Dramatic Accumulation of Triglycerides and Precipitation of Cardiac Hemodynamic Dysfunction during Brief Caloric Restriction in Transgenic Myocardium Expressing Human Calcium-independent Phospholipase A2Î

Previously, we identified calcium-independent phospholipase A 2 γ (iPLA 2 γ) with multiple translation initiation sites and dual mitochondrial and peroxisomal localization motifs. To determine the role of iPLA 2 γ in integrating lipid and energy metabolism, we generated transgenic mice containing the α-myosin heavy chain promoter (αMHC) placed proximally to the human iPLA 2 γ coding sequence that resulted in cardiac myocyte-restricted expression of iPLA 2 γ (TGiPLA 2 γ). TGiPLA 2 γ mice possessed multiple phenotypes including: 1) a dramatic ∼35% reduction in myocardial phospholipid mass in both the fed and mildly fasted states; 2) a marked accumulation of triglycerides during brief caloric restriction that represented 50% of total myocardial lipid mass; and 3) acute fasting-induced hemodynamic dysfunction. Biochemical characterization of the TGiPLA 2 γ protein expressed in cardiac myocytes demonstrated over 25 distinct isoforms by two-dimensional SDS-PAGE Western analysis.

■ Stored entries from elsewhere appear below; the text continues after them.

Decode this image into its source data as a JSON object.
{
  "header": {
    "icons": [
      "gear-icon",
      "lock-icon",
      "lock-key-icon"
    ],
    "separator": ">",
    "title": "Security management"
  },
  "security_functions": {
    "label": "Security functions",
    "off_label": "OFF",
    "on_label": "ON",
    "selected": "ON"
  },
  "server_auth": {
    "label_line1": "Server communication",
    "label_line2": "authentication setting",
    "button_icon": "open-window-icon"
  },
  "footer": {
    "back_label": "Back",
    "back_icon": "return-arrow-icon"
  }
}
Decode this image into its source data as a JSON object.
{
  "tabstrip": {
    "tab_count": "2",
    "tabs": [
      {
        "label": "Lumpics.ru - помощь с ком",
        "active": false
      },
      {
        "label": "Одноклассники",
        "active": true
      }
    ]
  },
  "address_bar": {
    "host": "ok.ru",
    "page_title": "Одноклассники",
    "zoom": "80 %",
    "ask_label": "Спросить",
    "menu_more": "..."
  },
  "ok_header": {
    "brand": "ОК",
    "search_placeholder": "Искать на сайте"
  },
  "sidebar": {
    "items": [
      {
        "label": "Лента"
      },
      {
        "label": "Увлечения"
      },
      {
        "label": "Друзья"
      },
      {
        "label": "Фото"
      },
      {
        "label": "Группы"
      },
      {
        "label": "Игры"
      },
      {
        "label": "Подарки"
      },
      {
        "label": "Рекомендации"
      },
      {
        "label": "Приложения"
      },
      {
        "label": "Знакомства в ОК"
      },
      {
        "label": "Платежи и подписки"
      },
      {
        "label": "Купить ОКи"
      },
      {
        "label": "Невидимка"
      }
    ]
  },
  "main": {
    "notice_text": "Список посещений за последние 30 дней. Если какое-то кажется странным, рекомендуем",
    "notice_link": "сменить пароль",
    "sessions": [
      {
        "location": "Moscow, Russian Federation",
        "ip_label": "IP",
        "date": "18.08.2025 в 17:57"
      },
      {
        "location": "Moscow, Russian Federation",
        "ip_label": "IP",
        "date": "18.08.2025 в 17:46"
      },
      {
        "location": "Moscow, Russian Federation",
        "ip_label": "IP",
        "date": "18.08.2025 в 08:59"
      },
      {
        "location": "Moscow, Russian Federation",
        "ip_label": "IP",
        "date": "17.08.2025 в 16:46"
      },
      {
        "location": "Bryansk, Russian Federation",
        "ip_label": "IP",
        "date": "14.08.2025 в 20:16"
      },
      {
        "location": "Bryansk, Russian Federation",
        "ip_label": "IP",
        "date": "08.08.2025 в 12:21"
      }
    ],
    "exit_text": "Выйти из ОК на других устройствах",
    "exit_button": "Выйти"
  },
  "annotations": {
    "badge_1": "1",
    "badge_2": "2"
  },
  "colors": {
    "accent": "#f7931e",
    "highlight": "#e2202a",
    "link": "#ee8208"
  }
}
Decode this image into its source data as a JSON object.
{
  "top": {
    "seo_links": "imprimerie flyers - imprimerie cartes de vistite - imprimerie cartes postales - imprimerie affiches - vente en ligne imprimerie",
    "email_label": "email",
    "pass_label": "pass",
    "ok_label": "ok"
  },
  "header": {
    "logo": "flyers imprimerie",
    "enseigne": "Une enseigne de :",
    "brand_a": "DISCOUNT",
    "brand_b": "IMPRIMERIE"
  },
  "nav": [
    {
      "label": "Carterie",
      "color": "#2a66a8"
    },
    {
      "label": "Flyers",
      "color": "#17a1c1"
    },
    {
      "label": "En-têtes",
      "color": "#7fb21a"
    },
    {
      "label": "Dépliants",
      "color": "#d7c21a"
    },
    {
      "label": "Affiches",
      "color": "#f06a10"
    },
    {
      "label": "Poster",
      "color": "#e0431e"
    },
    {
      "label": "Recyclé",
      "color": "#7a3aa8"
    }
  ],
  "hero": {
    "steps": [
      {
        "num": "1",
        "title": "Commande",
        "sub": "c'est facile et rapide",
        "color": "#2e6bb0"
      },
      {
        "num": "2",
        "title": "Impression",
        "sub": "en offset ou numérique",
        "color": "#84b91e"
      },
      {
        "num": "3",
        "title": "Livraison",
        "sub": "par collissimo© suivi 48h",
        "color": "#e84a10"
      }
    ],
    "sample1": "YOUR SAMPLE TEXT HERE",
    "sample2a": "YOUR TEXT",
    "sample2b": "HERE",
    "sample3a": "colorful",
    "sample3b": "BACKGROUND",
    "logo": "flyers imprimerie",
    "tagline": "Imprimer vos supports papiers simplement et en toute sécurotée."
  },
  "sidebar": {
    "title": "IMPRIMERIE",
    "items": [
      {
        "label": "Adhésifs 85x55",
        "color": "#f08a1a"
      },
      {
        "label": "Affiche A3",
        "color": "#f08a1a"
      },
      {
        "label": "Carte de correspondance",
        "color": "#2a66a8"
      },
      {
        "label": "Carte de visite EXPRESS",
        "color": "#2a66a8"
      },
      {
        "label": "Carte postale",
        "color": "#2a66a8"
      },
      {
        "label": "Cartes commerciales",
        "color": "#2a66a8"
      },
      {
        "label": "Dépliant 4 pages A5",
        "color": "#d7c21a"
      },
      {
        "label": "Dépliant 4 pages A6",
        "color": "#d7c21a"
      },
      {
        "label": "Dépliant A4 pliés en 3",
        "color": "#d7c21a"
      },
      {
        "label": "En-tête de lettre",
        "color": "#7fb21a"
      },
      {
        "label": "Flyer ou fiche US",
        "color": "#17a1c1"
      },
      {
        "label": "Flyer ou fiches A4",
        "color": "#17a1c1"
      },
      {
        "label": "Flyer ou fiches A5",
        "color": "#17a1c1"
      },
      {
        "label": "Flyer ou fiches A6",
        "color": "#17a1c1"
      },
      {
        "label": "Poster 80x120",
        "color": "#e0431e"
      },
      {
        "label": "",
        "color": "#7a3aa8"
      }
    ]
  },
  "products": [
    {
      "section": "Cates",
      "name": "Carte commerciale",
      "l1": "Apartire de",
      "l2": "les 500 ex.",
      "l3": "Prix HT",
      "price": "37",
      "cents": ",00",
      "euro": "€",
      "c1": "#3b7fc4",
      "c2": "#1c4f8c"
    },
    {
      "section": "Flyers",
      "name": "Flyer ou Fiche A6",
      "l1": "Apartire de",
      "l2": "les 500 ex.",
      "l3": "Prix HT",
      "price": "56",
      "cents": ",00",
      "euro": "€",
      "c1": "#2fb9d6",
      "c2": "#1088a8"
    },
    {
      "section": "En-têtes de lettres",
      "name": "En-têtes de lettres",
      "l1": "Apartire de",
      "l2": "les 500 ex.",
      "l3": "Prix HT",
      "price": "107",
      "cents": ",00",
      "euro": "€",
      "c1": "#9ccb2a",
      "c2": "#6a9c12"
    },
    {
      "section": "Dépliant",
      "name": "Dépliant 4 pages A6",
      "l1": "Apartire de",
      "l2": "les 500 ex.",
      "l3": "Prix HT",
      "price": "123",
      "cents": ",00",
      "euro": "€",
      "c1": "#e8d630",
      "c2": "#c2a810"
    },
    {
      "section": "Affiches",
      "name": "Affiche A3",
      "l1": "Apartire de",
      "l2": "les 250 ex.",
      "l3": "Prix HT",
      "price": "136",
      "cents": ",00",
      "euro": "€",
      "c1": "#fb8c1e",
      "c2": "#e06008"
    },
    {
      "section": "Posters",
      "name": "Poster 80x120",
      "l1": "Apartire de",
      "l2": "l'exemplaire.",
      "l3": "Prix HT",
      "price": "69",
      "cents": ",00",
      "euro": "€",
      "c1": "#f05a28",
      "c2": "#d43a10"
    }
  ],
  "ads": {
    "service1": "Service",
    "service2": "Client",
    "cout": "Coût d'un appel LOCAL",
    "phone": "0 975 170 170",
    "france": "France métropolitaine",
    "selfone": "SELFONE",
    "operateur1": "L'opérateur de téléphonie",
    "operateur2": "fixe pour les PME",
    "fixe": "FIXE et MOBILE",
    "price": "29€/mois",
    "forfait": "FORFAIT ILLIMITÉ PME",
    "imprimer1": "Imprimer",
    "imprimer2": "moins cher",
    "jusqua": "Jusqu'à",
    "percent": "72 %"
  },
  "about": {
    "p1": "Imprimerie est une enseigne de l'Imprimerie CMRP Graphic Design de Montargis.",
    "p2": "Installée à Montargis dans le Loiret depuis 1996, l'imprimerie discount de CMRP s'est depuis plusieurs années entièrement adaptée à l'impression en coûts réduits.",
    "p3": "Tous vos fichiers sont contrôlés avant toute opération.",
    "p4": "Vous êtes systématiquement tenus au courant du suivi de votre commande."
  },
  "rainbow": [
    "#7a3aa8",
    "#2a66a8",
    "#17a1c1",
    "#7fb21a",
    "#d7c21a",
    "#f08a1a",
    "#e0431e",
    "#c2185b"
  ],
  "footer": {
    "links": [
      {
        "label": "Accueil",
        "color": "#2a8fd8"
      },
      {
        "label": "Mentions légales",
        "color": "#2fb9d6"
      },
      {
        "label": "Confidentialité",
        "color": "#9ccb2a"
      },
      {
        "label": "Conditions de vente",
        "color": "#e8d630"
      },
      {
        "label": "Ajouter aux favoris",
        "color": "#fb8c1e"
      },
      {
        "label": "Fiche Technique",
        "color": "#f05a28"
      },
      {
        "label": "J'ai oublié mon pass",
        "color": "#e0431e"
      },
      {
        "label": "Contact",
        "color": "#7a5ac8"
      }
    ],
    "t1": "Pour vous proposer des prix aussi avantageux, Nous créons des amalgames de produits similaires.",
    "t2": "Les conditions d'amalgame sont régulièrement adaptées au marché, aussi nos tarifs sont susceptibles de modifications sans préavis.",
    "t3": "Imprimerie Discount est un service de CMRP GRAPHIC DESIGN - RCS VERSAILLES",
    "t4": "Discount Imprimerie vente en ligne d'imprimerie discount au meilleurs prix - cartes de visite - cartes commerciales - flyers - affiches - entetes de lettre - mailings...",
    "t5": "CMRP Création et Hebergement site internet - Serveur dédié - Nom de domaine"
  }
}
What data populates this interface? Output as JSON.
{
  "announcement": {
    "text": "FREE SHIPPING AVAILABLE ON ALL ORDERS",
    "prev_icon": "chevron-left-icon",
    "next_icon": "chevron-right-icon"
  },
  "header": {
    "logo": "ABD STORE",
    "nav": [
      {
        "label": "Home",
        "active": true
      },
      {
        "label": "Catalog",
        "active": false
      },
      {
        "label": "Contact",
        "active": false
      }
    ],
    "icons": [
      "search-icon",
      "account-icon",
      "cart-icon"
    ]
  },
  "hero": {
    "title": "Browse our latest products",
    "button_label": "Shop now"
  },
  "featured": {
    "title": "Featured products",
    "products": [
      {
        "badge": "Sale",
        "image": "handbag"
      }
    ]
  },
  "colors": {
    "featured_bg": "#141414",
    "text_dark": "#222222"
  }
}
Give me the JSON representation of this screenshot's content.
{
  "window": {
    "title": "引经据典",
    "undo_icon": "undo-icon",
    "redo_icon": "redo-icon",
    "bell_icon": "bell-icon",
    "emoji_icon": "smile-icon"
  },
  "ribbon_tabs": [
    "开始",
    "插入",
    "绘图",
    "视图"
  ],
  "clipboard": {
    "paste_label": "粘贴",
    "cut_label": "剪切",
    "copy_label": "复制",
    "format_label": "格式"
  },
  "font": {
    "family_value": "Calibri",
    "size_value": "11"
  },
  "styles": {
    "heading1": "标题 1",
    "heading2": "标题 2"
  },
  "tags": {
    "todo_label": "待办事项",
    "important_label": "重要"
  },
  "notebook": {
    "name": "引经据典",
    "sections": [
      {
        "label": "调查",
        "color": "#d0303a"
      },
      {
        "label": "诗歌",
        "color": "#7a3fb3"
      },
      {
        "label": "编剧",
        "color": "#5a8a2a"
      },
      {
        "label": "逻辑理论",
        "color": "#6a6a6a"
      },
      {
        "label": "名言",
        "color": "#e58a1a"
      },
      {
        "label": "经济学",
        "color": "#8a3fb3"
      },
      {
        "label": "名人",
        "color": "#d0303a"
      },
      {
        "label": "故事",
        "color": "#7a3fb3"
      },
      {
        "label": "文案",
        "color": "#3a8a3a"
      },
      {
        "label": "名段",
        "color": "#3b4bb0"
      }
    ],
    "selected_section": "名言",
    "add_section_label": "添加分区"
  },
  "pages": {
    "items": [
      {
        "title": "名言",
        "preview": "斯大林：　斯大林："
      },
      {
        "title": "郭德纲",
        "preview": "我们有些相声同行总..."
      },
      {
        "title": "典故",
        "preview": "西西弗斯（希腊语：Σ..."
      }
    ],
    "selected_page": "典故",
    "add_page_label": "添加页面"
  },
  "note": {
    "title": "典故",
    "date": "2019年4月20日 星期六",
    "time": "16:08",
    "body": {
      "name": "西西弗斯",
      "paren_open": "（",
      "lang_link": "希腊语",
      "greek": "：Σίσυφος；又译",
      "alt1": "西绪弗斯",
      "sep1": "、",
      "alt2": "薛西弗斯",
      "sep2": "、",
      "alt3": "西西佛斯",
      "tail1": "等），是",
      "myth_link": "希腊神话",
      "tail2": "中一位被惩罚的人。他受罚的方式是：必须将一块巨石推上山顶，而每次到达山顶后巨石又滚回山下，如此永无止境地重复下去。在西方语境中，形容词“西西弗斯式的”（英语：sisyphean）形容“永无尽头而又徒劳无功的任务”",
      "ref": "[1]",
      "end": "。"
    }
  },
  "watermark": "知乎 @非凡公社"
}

Immunohistochemistry identified iPLA 2 γ in the peroxisomal and mitochondrial compartments in both wild type and transgenic myocardium. Electron microscopy revealed the presence of loosely packed and disorganized mitochondrial cristae in TGiPLA 2 γ mice that were accompanied by defects in mitochondrial function. Moreover, markedly elevated levels of 1-hydroxyl-2-arachidonoyl- sn -glycero-3-phosphocholine and 1-hydroxyl-2-docosahexaenoyl- sn -glycero-3-phosphocholine were prominent in the TGiPLA 2 γ myocardium identifying the production of signaling metabolites by this enzyme in vivo . Collectively, these results identified the participation of iPLA 2 γ in the remarkable lipid plasticity of myocardium, its role in generating signaling metabolites, and its prominent effects in modulating energy storage and utilization in myocardium in different metabolic contexts.